Los británicos seguían dilatando la espera, sin embargo. Transcurrieron tres días más, durante los cuales Abigail procuró distraerse con el pequeño Weston. Su padre aducía que tenía que ir a atender unos asuntos, pero ella sabía perfectamente que se pasaba las horas en el muelle con el catalejo en mano, tratando de ver qué ocurría. La noche del 26 de agosto hizo un frío sorprendente. Una gibosa luna iluminaba el cielo.

Luego, a primera hora de la mañana, oyeron los primeros disparos.

A lo largo de toda la mañana sonó el retumbar de los cañones y los distantes chasquidos de los mosquetes. De las colinas de Brooklyn brotaba humo, pero era imposible saber qué ocurría. Después de mediodía, cesó el ruido, y a media tarde llegó la noticia: los británicos habían derrotado a Washington, aunque los patriotas seguían resistiendo en el elevado terreno de Brooklyn Heights, justo al otro lado del río. Entonces se puso a llover.

Abigail fue al encuentro de su padre en el muelle a la mañana siguiente, a llevarle un termo de chocolate caliente. Permanecía bajo la lluvia, abrigado con un gabán y un sombrero de tres picos. El catalejo asomaba de uno de los bolsillos. Pese a su temor a que se resfriara, supo que no conseguiría convencerlo para que volviera a casa.
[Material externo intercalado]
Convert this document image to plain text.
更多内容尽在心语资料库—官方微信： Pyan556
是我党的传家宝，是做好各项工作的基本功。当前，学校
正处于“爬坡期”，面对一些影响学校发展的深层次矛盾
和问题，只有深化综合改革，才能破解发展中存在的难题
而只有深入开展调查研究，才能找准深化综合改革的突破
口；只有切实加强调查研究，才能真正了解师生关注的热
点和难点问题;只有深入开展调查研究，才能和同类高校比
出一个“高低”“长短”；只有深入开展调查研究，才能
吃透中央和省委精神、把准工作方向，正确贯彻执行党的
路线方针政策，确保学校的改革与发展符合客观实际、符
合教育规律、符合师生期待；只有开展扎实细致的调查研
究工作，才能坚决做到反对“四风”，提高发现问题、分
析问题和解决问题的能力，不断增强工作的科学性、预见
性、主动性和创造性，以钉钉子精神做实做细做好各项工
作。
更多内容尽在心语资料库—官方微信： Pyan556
—Cuando se han despejado un momento las nubes, he podido ver a los nuestros —explicó—. Los británicos han rodeado el flanco de la colina y han acorralado a Washington contra el río. No puede escapar. Todo ha acabado pues. Tendrá que rendirse. —Exhaló un suspiro—. Tanto mejor.

—Piensas en James…

—Sólo nos cabe mantener la esperanza.

La lluvia siguió cayendo todo el día. Cuando por fin volvió su padre, le pidió a Hudson que le preparase un baño caliente.

—¿Crees que mi padre ha muerto? —le preguntó esa noche el pequeño Weston.
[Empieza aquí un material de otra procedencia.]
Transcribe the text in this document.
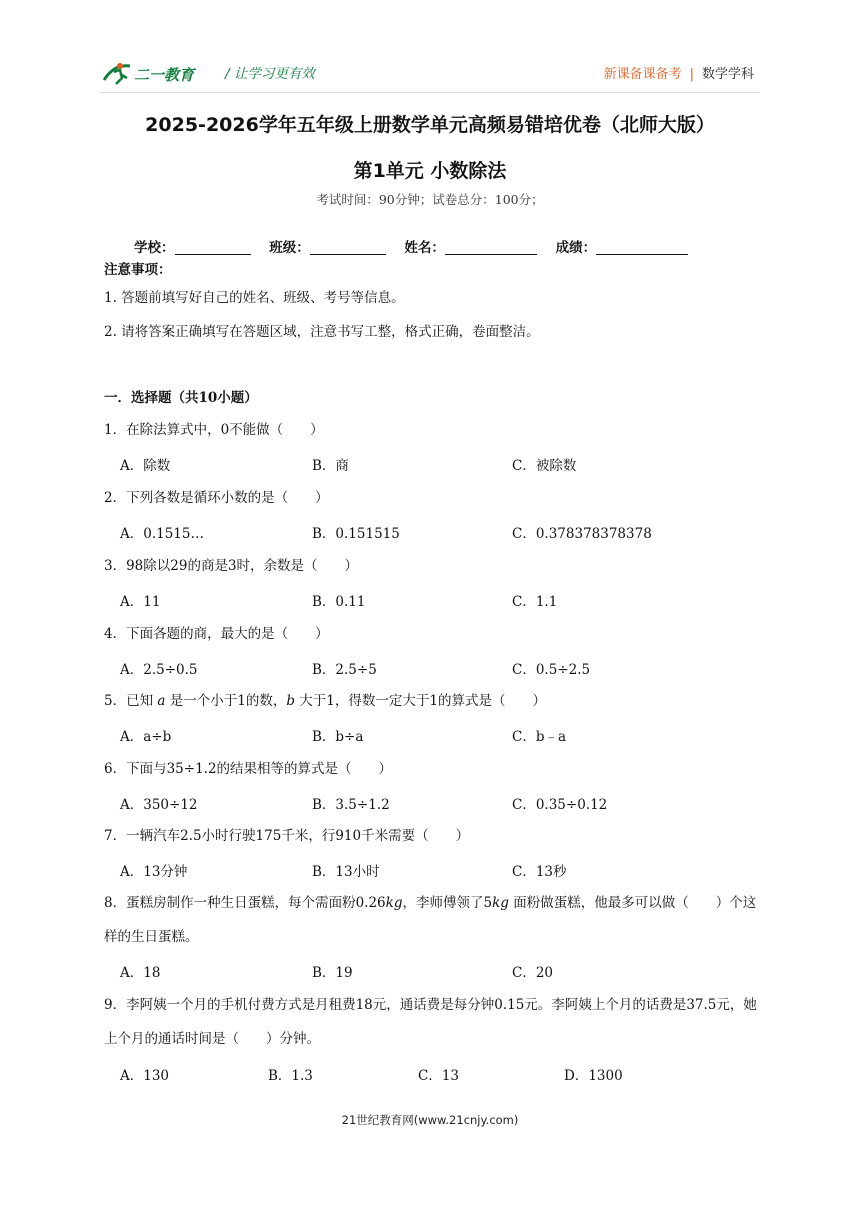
二一教育 / 让学习更有效	新课备课备考 | 数学学科
2025-2026学年五年级上册数学单元高频易错培优卷（北师大版）
第1单元 小数除法
考试时间：90分钟；试卷总分：100分；
学校：	班级：	姓名：	成绩：
注意事项：
1. 答题前填写好自己的姓名、班级、考号等信息。
2. 请将答案正确填写在答题区域，注意书写工整，格式正确，卷面整洁。
一．选择题（共10小题）
1．在除法算式中，0不能做（　　）
A．除数	B．商	C．被除数
2．下列各数是循环小数的是（　　）
A．0.1515…	B．0.151515	C．0.378378378378
3．98除以29的商是3时，余数是（　　）
A．11	B．0.11	C．1.1
4．下面各题的商，最大的是（　　）
A．2.5÷0.5	B．2.5÷5	C．0.5÷2.5
5．已知 a 是一个小于1的数，b 大于1，得数一定大于1的算式是（　　）
A．a÷b	B．b÷a	C．b﹣a
6．下面与35÷1.2的结果相等的算式是（　　）
A．350÷12	B．3.5÷1.2	C．0.35÷0.12
7．一辆汽车2.5小时行驶175千米，行910千米需要（　　）
A．13分钟	B．13小时	C．13秒
8．蛋糕房制作一种生日蛋糕，每个需面粉0.26kg，李师傅领了5kg 面粉做蛋糕，他最多可以做（　　）个这样的生日蛋糕。
A．18	B．19	C．20
9．李阿姨一个月的手机付费方式是月租费18元，通话费是每分钟0.15元。李阿姨上个月的话费是37.5元，她上个月的通话时间是（　　）分钟。
A．130	B．1.3	C．13	D．1300
21世纪教育网(www.21cnjy.com)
—Por supuesto que no —le aseguró—. Sólo se han trasladado a un sitio menos peligroso.

Al día siguiente hacía mal tiempo también, de modo que John Master se quedó en casa. A mediodía paró la lluvia y entonces se precipitó hacia el muelle. Abigail fue a verlo una hora después.

—¿A qué diablos están esperando? —decía con irritación—. Los británicos los van a aplastar ahora mismo, en cuanto se les haya secado la pólvora. ¿Por qué, por todos los santos, no se rinde de una vez Washington?

Nada ocurrió, empero. Durante la cena estuvo huraño y malhumorado. Por la noche volvió a salir, aunque regresó pronto.

—Hay una niebla horrible —gruñó—. No se ve nada.

A medianoche aporrearon la puerta tan fuerte que todos se despertaron. Abigail se apresuró a salir de la cama y, al bajar, se encontró con su padre que, con una pistola en la mano, se encaminaba a la puerta en compañía de Hudson. A una indicación suya, Hudson abrió la puerta. Entró Charlie White.